Myoclonus-dystonia syndrome (MDS) is a rare movement disorder characterized by mild to moderate dystonia along with 'lightning-like' myoclonic jerks.
The estimated prevalence of MDS in Europe is 1/500,000.
Disease onset usually occurs in the first or second decade of life. Myoclonus is usually the presenting manifestation and is described as swift ''lightning-like'' jerks that can rarely appear at rest but that are usually triggered by complex motor tasks such as drawing and writing. These movements mainly affect the neck, arms and trunk but can rarely also be seen in the legs or the larynx. In two thirds of cases, dystonia is also experienced in the form of focal or cervical dystonia (see these terms), which may be only mild and does not exacerbate with time.

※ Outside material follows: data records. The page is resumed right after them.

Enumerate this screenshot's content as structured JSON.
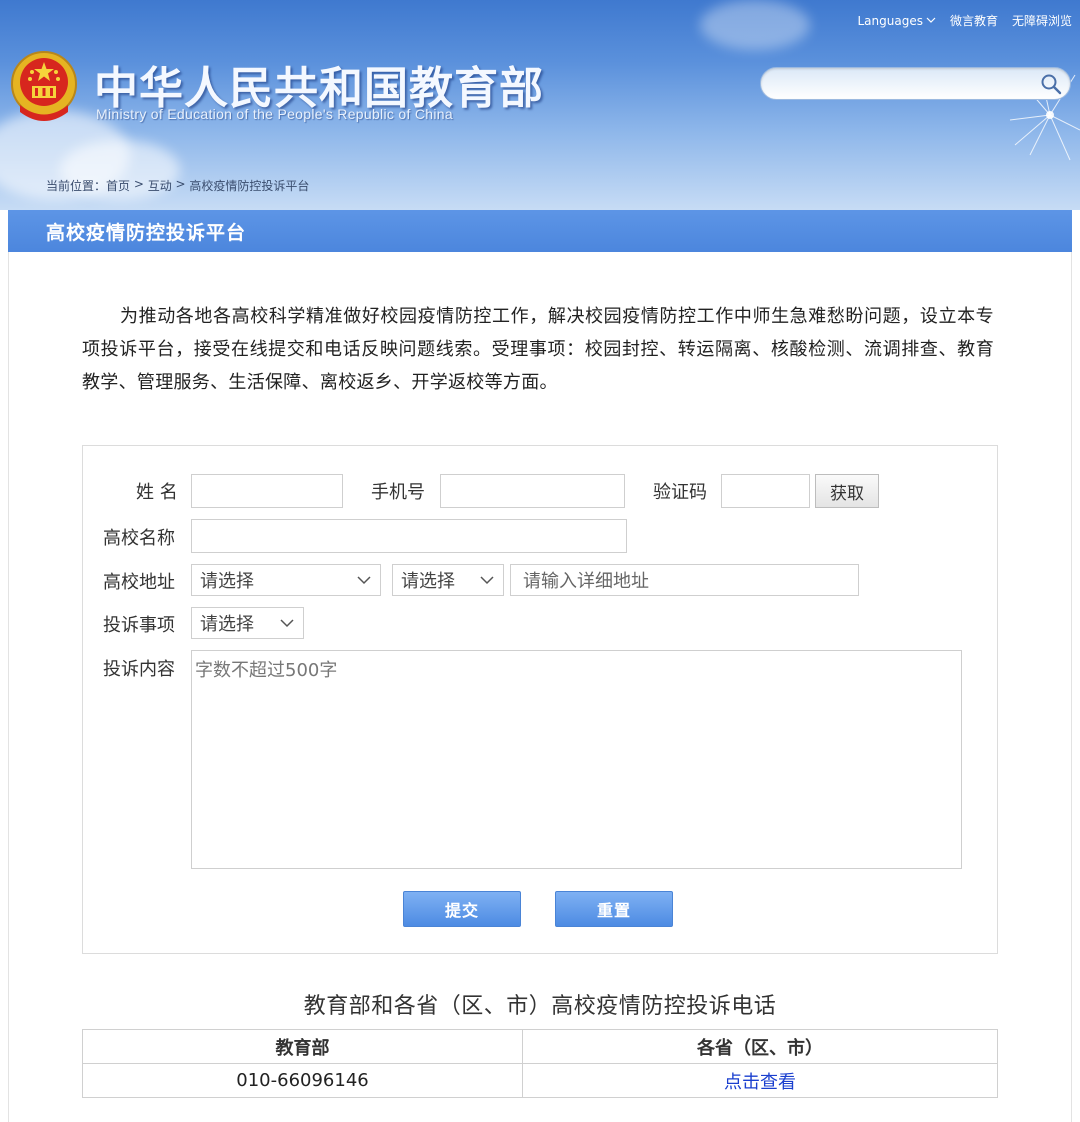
{
  "header": {
    "title": "中华人民共和国教育部",
    "subtitle": "Ministry of Education of the People's Republic of China",
    "top_links": {
      "languages": "Languages",
      "weiyan": "微言教育",
      "accessible": "无障碍浏览"
    },
    "search": {
      "value": ""
    },
    "breadcrumb": {
      "prefix": "当前位置：",
      "home": "首页",
      "sep1": " > ",
      "interact": "互动",
      "sep2": " > ",
      "current": "高校疫情防控投诉平台"
    }
  },
  "section": {
    "title": "高校疫情防控投诉平台"
  },
  "intro": "为推动各地各高校科学精准做好校园疫情防控工作，解决校园疫情防控工作中师生急难愁盼问题，设立本专项投诉平台，接受在线提交和电话反映问题线索。受理事项：校园封控、转运隔离、核酸检测、流调排查、教育教学、管理服务、生活保障、离校返乡、开学返校等方面。",
  "form": {
    "name_label": "姓 名",
    "phone_label": "手机号",
    "code_label": "验证码",
    "get_code": "获取",
    "school_label": "高校名称",
    "address_label": "高校地址",
    "province_select": "请选择",
    "city_select": "请选择",
    "address_placeholder": "请输入详细地址",
    "matter_label": "投诉事项",
    "matter_select": "请选择",
    "content_label": "投诉内容",
    "content_placeholder": "字数不超过500字",
    "submit": "提交",
    "reset": "重置"
  },
  "phone_section": {
    "title": "教育部和各省（区、市）高校疫情防控投诉电话",
    "headers": [
      "教育部",
      "各省（区、市）"
    ],
    "moe_phone": "010-66096146",
    "province_link": "点击查看"
  },
  "colors": {
    "header_blue": "#4a84d6",
    "section_bar": "#5590e2",
    "button_blue": "#5f9ae8",
    "link_blue": "#1a3fcf"
  }
}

Postural and other forms of tremor have sometimes been reported. MDS is often associated with depression, anxiety, panic attacks, obsessive-compulsive behavior and personality disorders and alcohol abuse. Isolated torticollis is seen in extremely rare cases.
The only known causative gene of MDS is the epsilon-sarcoglycan (SGCE) gene (7q21.3), encoding a transmembrane protein that is part of the dystrophin-associated glycoprotein complex found in skeletal and cardiac muscle. The epsilon-sarcoglycan protein is also abundant in monoaminergic neurons, cerebellar Purkinje cells, the cortex and the hippocampus of the brain. In one family with MDS, linkage to chromosome 18p has been reported (named DYT15), but the gene has not yet been identified.
Diagnosis is based on the presence of characteristic clinical symptoms. Neuroimaging studies are normal. Genetic molecular testing of SGCE can confirm the diagnosis.
Differential diagnosis includes cervical dystonia, Dopa-responsive dystonia, Tourette syndrome, familial cortical myoclonus, Wilson disease, spinocerebellar ataxia type 3 (SCA3) and type 14 (SCA14), ataxia with vitamin E deficiency, genetic disorders with myoclonus as a major component (e.g. Unverricht-Lundborg disease, Lafora disease) (see these terms) and other secondary forms of dystonia.
Prenatal testing is possible in families where a disease-causing mutation is identified.
MDS is inherited in an autosomal dominant manner. However, the SGCE gene is maternally imprinted, therefore in most cases (95%) a patient who inherits the mutation from their mother will remain healthy and only those that inherit the mutation from their father will develop MDS. De novo mutations also occur. Genetic counseling is recommended in those with a known mutation.
Treatment plans are individualized to a patient's presenting symptoms. Benzodiazepines (clonazepam) and antiepileptic drugs (valproate, levetiracetam) are effective in relieving myoclonus and tremor, but patients should be carefully monitored. Similarly, alcohol frequently improves symptoms temporarily, but its long term use is not recommended. Injections of botulinum toxin can relieve focal and cervical dystonia. If these treatments fail or are insufficient, bilateral deep brain stimulation (DBS) of the internal globus pallidum (Gpi) and the central intermediate nucleus (VIM) of the thalamus have shown positive results in providing lasting relief from both myoclonus and dystonia. Gpi stimulation is often sufficient in treating MDS, and may be favored over VIM stimulation, which generally has very little effect on dystonia. In a staged surgical procedure, quadruple stimulation (VIM and Gpi) may also be considered in selected cases.
Patients with MDS have normal life-expectancy, but quality of life can be severely affected.